How can I solve the following exercise (from an exam from previous year):
Let $a_n$ denote the number of cycles $\pi\!=\!(\pi_1,\ldots,\pi_n)\!\in\!S_n$, such that $\pi_i\!+\!1 \neq \pi_{i+1}(\!\!\!\mod n)$ for $i\!=\!1,\ldots,n$. For example, $a_4\!=\!1$, since $(1432)$ is the only such cycle. Compute $a_n$.

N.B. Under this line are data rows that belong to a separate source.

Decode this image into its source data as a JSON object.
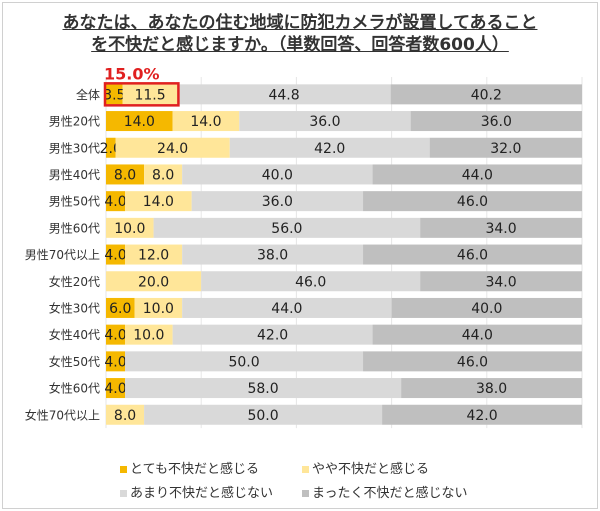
{
  "chart_data": {
    "type": "bar",
    "orientation": "horizontal-stacked-100",
    "title": "あなたは、あなたの住む地域に防犯カメラが設置してあることを不快だと感じますか。（単数回答、回答者数600人）",
    "title_lines": [
      "あなたは、あなたの住む地域に防犯カメラが設置してあること",
      "を不快だと感じますか。（単数回答、回答者数600人）"
    ],
    "annotation": "15.0%",
    "annotation_color": "#E02020",
    "categories": [
      "全体",
      "男性20代",
      "男性30代",
      "男性40代",
      "男性50代",
      "男性60代",
      "男性70代以上",
      "女性20代",
      "女性30代",
      "女性40代",
      "女性50代",
      "女性60代",
      "女性70代以上"
    ],
    "series": [
      {
        "name": "とても不快だと感じる",
        "color": "#F5B800",
        "values": [
          3.5,
          14,
          2,
          8,
          4,
          0,
          4,
          0,
          6,
          4,
          4,
          4,
          0
        ],
        "labels": [
          "3.5",
          "14.0",
          "2.0",
          "8.0",
          "4.0",
          "-",
          "4.0",
          "",
          "6.0",
          "4.0",
          "4.0",
          "4.0",
          "-"
        ]
      },
      {
        "name": "やや不快だと感じる",
        "color": "#FFE699",
        "values": [
          11.5,
          14,
          24,
          8,
          14,
          10,
          12,
          20,
          10,
          10,
          0,
          0,
          8
        ],
        "labels": [
          "11.5",
          "14.0",
          "24.0",
          "8.0",
          "14.0",
          "10.0",
          "12.0",
          "20.0",
          "10.0",
          "10.0",
          "",
          "",
          "8.0"
        ]
      },
      {
        "name": "あまり不快だと感じない",
        "color": "#D9D9D9",
        "values": [
          44.8,
          36,
          42,
          40,
          36,
          56,
          38,
          46,
          44,
          42,
          50,
          58,
          50
        ],
        "labels": [
          "44.8",
          "36.0",
          "42.0",
          "40.0",
          "36.0",
          "56.0",
          "38.0",
          "46.0",
          "44.0",
          "42.0",
          "50.0",
          "58.0",
          "50.0"
        ]
      },
      {
        "name": "まったく不快だと感じない",
        "color": "#BFBFBF",
        "values": [
          40.2,
          36,
          32,
          44,
          46,
          34,
          46,
          34,
          40,
          44,
          46,
          38,
          42
        ],
        "labels": [
          "40.2",
          "36.0",
          "32.0",
          "44.0",
          "46.0",
          "34.0",
          "46.0",
          "34.0",
          "40.0",
          "44.0",
          "46.0",
          "38.0",
          "42.0"
        ]
      }
    ],
    "xlim": [
      0,
      100
    ],
    "grid": true,
    "legend_placement": "bottom"
  }
}
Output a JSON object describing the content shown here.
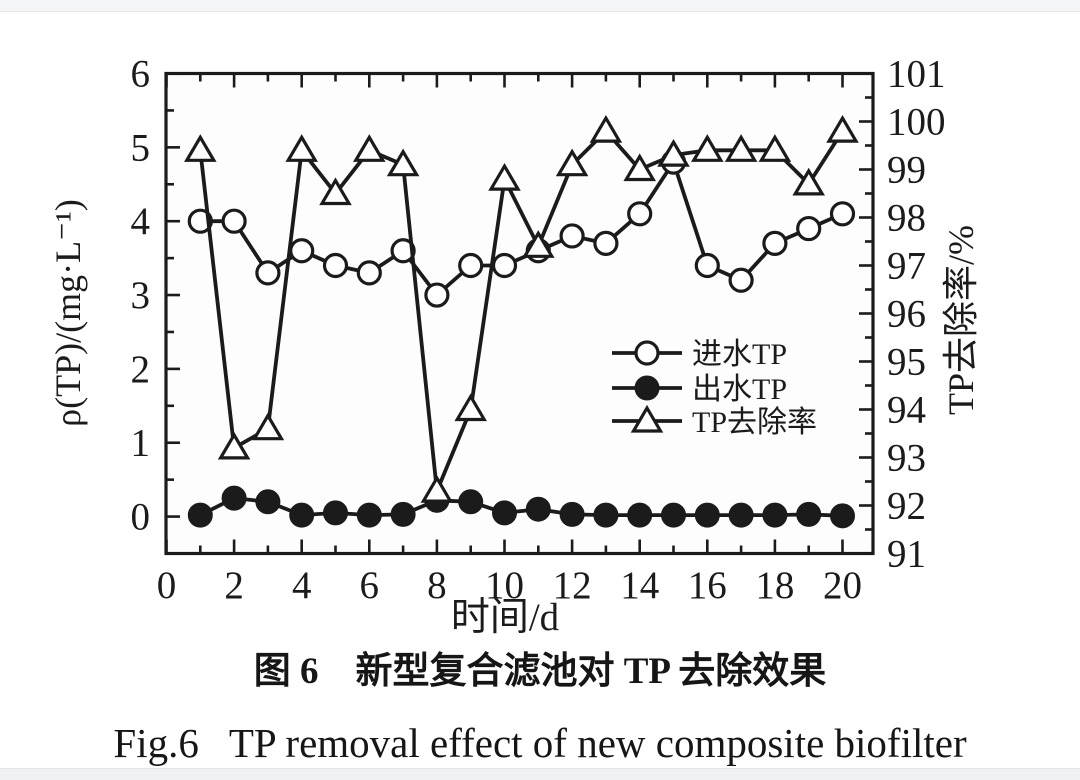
{
  "page": {
    "caption_zh": "图 6　新型复合滤池对 TP 去除效果",
    "caption_en": "Fig.6   TP removal effect of new composite biofilter"
  },
  "chart_data": {
    "type": "line",
    "title": "",
    "x": [
      1,
      2,
      3,
      4,
      5,
      6,
      7,
      8,
      9,
      10,
      11,
      12,
      13,
      14,
      15,
      16,
      17,
      18,
      19,
      20
    ],
    "xlabel": "时间/d",
    "x_ticks": [
      0,
      2,
      4,
      6,
      8,
      10,
      12,
      14,
      16,
      18,
      20
    ],
    "x_range": [
      0,
      20.9
    ],
    "grid": false,
    "axes": {
      "left": {
        "label": "ρ(TP)/(mg·L⁻¹)",
        "range": [
          0,
          6
        ],
        "major_ticks": [
          0,
          1,
          2,
          3,
          4,
          5,
          6
        ],
        "minor_step": 0.5
      },
      "right": {
        "label": "TP去除率/%",
        "range": [
          91,
          101
        ],
        "major_step": 1,
        "minor_step": 0.5
      }
    },
    "legend": {
      "position": "inside-middle-right"
    },
    "series": [
      {
        "id": "influent-tp",
        "name": "进水TP",
        "axis": "left",
        "unit": "mg/L",
        "marker": "circle-open",
        "values": [
          4.0,
          4.0,
          3.3,
          3.6,
          3.4,
          3.3,
          3.6,
          3.0,
          3.4,
          3.4,
          3.6,
          3.8,
          3.7,
          4.1,
          4.8,
          3.4,
          3.2,
          3.7,
          3.9,
          4.1
        ]
      },
      {
        "id": "effluent-tp",
        "name": "出水TP",
        "axis": "left",
        "unit": "mg/L",
        "marker": "circle-filled",
        "values": [
          0.02,
          0.25,
          0.2,
          0.02,
          0.05,
          0.02,
          0.03,
          0.22,
          0.2,
          0.05,
          0.1,
          0.03,
          0.02,
          0.02,
          0.02,
          0.02,
          0.02,
          0.02,
          0.03,
          0.01
        ]
      },
      {
        "id": "tp-removal-rate",
        "name": "TP去除率",
        "axis": "right",
        "unit": "%",
        "marker": "triangle-open",
        "values": [
          99.4,
          93.2,
          93.6,
          99.4,
          98.5,
          99.4,
          99.1,
          92.3,
          94.0,
          98.8,
          97.4,
          99.1,
          99.8,
          99.0,
          99.3,
          99.4,
          99.4,
          99.4,
          98.7,
          99.8
        ]
      }
    ],
    "colors": {
      "stroke": "#1b1b1b",
      "marker_fill": "#ffffff"
    }
  }
}
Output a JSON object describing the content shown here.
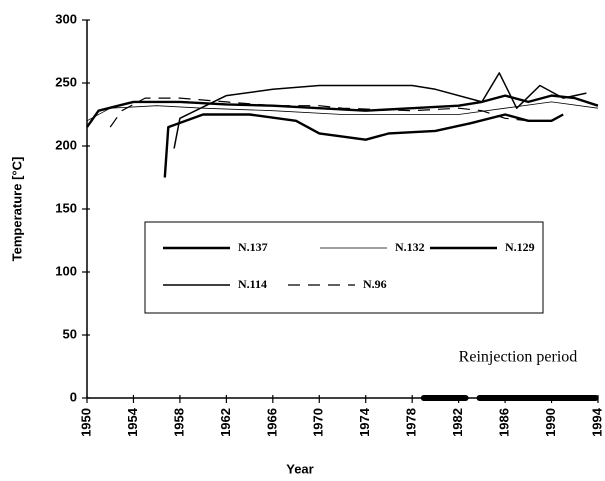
{
  "chart_data": {
    "type": "line",
    "xlabel": "Year",
    "ylabel": "Temperature [°C]",
    "xlim": [
      1950,
      1994
    ],
    "xticks": [
      1950,
      1954,
      1958,
      1962,
      1966,
      1970,
      1974,
      1978,
      1982,
      1986,
      1990,
      1994
    ],
    "ylim": [
      0,
      300
    ],
    "yticks": [
      0,
      50,
      100,
      150,
      200,
      250,
      300
    ],
    "annotation": "Reinjection period",
    "reinjection_periods": [
      [
        1979,
        1982.6
      ],
      [
        1983.8,
        1993.8
      ]
    ],
    "series": [
      {
        "name": "N.137",
        "color": "#000",
        "line_width": 2.4,
        "dashed": false,
        "x": [
          1950,
          1951,
          1954,
          1958,
          1962,
          1966,
          1970,
          1974,
          1978,
          1982,
          1984,
          1986,
          1988,
          1990,
          1992,
          1994
        ],
        "values": [
          215,
          228,
          235,
          235,
          233,
          232,
          230,
          228,
          230,
          232,
          235,
          240,
          235,
          240,
          238,
          232
        ]
      },
      {
        "name": "N.132",
        "color": "#000",
        "line_width": 0.8,
        "dashed": false,
        "x": [
          1950,
          1952,
          1956,
          1960,
          1966,
          1972,
          1978,
          1982,
          1986,
          1990,
          1994
        ],
        "values": [
          220,
          230,
          232,
          230,
          228,
          225,
          225,
          225,
          230,
          235,
          230
        ]
      },
      {
        "name": "N.129",
        "color": "#000",
        "line_width": 2.4,
        "dashed": false,
        "x": [
          1956.7,
          1957,
          1960,
          1964,
          1968,
          1970,
          1974,
          1976,
          1980,
          1983,
          1986,
          1988,
          1990,
          1991
        ],
        "values": [
          175,
          215,
          225,
          225,
          220,
          210,
          205,
          210,
          212,
          218,
          225,
          220,
          220,
          225
        ]
      },
      {
        "name": "N.114",
        "color": "#000",
        "line_width": 1.5,
        "dashed": false,
        "x": [
          1957.5,
          1958,
          1962,
          1966,
          1970,
          1974,
          1978,
          1980,
          1984,
          1985.5,
          1987,
          1989,
          1991,
          1993
        ],
        "values": [
          198,
          222,
          240,
          245,
          248,
          248,
          248,
          245,
          235,
          258,
          230,
          248,
          238,
          242
        ]
      },
      {
        "name": "N.96",
        "color": "#000",
        "line_width": 1.2,
        "dashed": true,
        "x": [
          1952,
          1953,
          1955,
          1958,
          1962,
          1966,
          1970,
          1972,
          1978,
          1982,
          1984,
          1986,
          1988
        ],
        "values": [
          215,
          228,
          238,
          238,
          235,
          232,
          232,
          230,
          228,
          230,
          228,
          222,
          220
        ]
      }
    ]
  }
}
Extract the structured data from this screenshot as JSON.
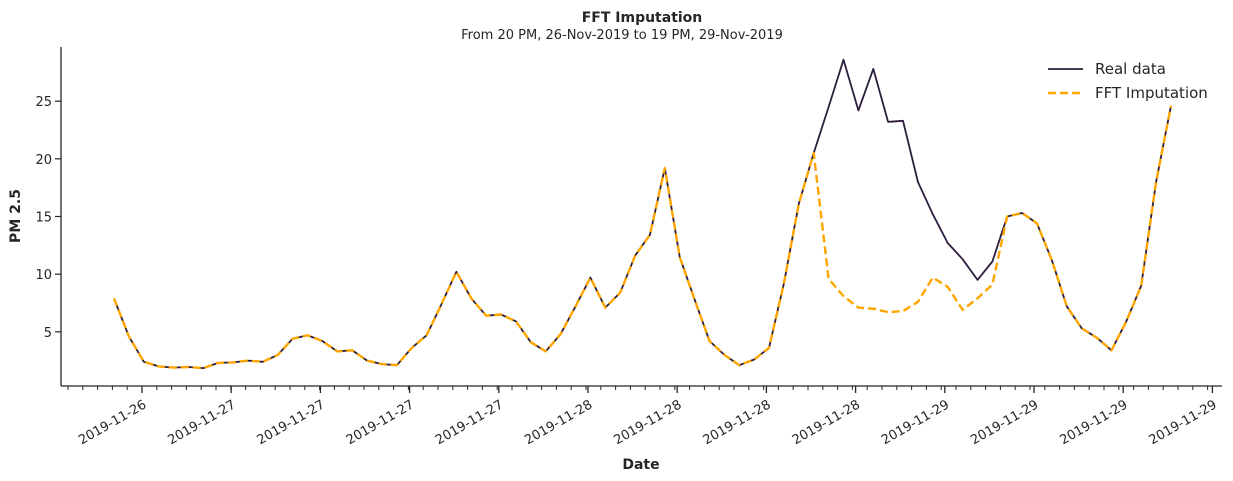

My attempt: Let's say that $\pi$ is bad at $i$ if $\pi_i\!+\!1 = \pi_{i+1}(\!\!\!\mod n)$, and it is good if it is not bad at any $i$. Denote $A_n\!:=\!\{\pi\!\in\!S_n; \pi\text{ is good}\}$, so $a_n\!=\!|A_n|$. Each $\pi\!\in\!A_n$ is obtained from either some $\alpha\!\in\!A_{n-1}$ (by inserting $n$ at any of the $n\!-\!1$ places except after $n\!-\!1$ or before $1$, which gives $n\!-\!3$ choices), or from some $\beta\!\in\!B_{n-1}\!:=\!\{\pi\!\in\!S_n; \pi\text{ is bad at precisely one place}\}$ (by inserting $n$ in the middle of the bad place, which gives one choice). Thus for $b_n\!:=\!|B_n|$, we have $a_n=(n\!-\!3)a_{n-1}\!+b_{n-1}.$ Now, what is $b_n$? Each $\pi\!\in\!B_n$ can be transformed so that it is bad at $(\ldots n,1\ldots)$, namely if $\pi$ is bad at $(\ldots\pi_k,\pi_{k+1}\ldots)$, we replace each $\pi_i$ by $\pi_i\!+\!n\!-\!\pi_k (\!\!\!\mod n)$. This transformation sends $n$ different cycles to the same one, which proves $b_n\!=\!na_{n-1}$. Therefore $a_n=(n\!-\!3)a_{n-1}\!+(n\!-\!1)a_{n-2},$ with $a_3\!=\!a_4\!=\!1$. Now I don't know what to do, since this is a linear homogenous difference equation with nonconstant coefficients.
Question: Is this recursion correct? How can I solve the exercise?